Prima abbiamo accennato al suo rendimento: come è stato nel corso del Giro?
Sempre costante, poi è normale che ci sia stata qualche giornata in cui era un po’ meglio e altre in cui era un po’ peggio. Ma nel complesso sono stati valori elevati dalla crono iniziale all’Aquila.
Longo Borghini ha detto che sul Blockhaus erano un po’ più bassi rispetto ai suoi standard: perché?
Sono stati un pelo più bassi, ma questo dipendeva dal grande caldo che c’era. Certe temperature li fanno abbassare, vale per tutti. Gli atleti tante volte hanno riferimenti assoluti. Magari lei aveva in testa quello fatto al San Pellegrino, ma un conto è fare certe prestazioni a 18 gradi e con due giorni di carico alle spalle, e un conto al settimo giorno di gara e con quasi 40 gradi: è normale che calino.

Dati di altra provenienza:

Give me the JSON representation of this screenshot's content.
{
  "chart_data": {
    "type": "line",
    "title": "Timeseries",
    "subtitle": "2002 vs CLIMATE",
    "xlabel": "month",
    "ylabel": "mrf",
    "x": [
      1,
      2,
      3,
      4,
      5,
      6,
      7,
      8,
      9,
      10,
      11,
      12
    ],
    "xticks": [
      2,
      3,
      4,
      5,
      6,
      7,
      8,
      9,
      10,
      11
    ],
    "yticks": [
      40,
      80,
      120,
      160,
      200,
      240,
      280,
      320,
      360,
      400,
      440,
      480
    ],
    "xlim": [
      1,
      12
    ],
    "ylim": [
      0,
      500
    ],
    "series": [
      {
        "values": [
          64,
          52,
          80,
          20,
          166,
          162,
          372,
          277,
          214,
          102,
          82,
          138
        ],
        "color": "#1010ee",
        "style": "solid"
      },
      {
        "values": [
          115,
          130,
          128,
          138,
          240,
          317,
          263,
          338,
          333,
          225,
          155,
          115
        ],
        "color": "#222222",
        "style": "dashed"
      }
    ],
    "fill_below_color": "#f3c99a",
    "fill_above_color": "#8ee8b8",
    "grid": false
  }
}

Ultima domanda, Paolo, da dove nasce realmente la vittoria di questo Giro Women?
Nasce tre anni fa, quando arrivato anche io in questo gruppo, Elisa mi disse che voleva migliorare a crono e fare classifica nei grandi Giri. Se invece devo entrare nello specifico di questo Giro, è iniziato con i primi ritiri in autunno, quando tutti insieme abbiamo buttato giù i programmi della stagione. Quindi le classiche fatte bene e il lavoro per quelle. Lo stacco. La Vuelta corsa in ottica Giro e ora il blocco Giro e Olimpiadi, passando per un Tour non da leader… E questo scrivetelo!
Perché?
Perché non vorrei che qualcuno si montasse la testa e magari si aspettasse chissà cosa al Tour Femmes. E poi c’è il finale di stagione con un mondiale duro, che molto somiglia ad una classica. Se la testa ci sarà ancora, se non sarà stanca, potrebbe essere un’altra bella occasione per Elisa.